Die Sache mit den Bänken

Bänke laden zum Verweilen und Ausruhen ein. Wenig Ruhe gab es zuletzt jedoch um eine selbstgebaute Bank an der Griesenbruchstraße. Botopia-Mitglied Christoph Bast berichtet, warum dort eine Bank auf- und dann wieder abgebaut wurde.

Von Christoph Bast

Vor einiger Zeit haben wir vor Raum9, dem Vereinsraum der Botopia in der Griesenbruchstraße, eine provisorische Bank aus Stein errichtet: für die Zigarettenpausen während der Chorproben oder der Plenumssitzungen. (Mit dem Grünflächenamt sind wir darüber natürlich in Kontakt.)

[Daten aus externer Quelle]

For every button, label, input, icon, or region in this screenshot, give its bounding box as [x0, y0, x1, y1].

Diese Bank erlebte in kurzer Zeit einige bemerkenswerte Dynamiken. Die provisorische Bank wurde nämlich nicht nur von Menschen aus dem Raum9 benutzt, sondern auch von Nachbar*innen für einen Plausch oder von Leuten, die beim Discounter nebenan eingekauft hatten. Dazu kam die lokale Trinkerszene, die zwischen Springerplatz und der Gegend um den Discounter pendelt. Und hier fingen die Probleme leider an.

In unserer Nachbarschaft gab es erste Beschwerden von Anwohnenden und Vorbeigehenden, die sich durch die Menschen auf der Steinbank belästigt fühlten. Besonders klagten mehrere in der Nachbarschaft über Lärmbelästigung in der Nacht.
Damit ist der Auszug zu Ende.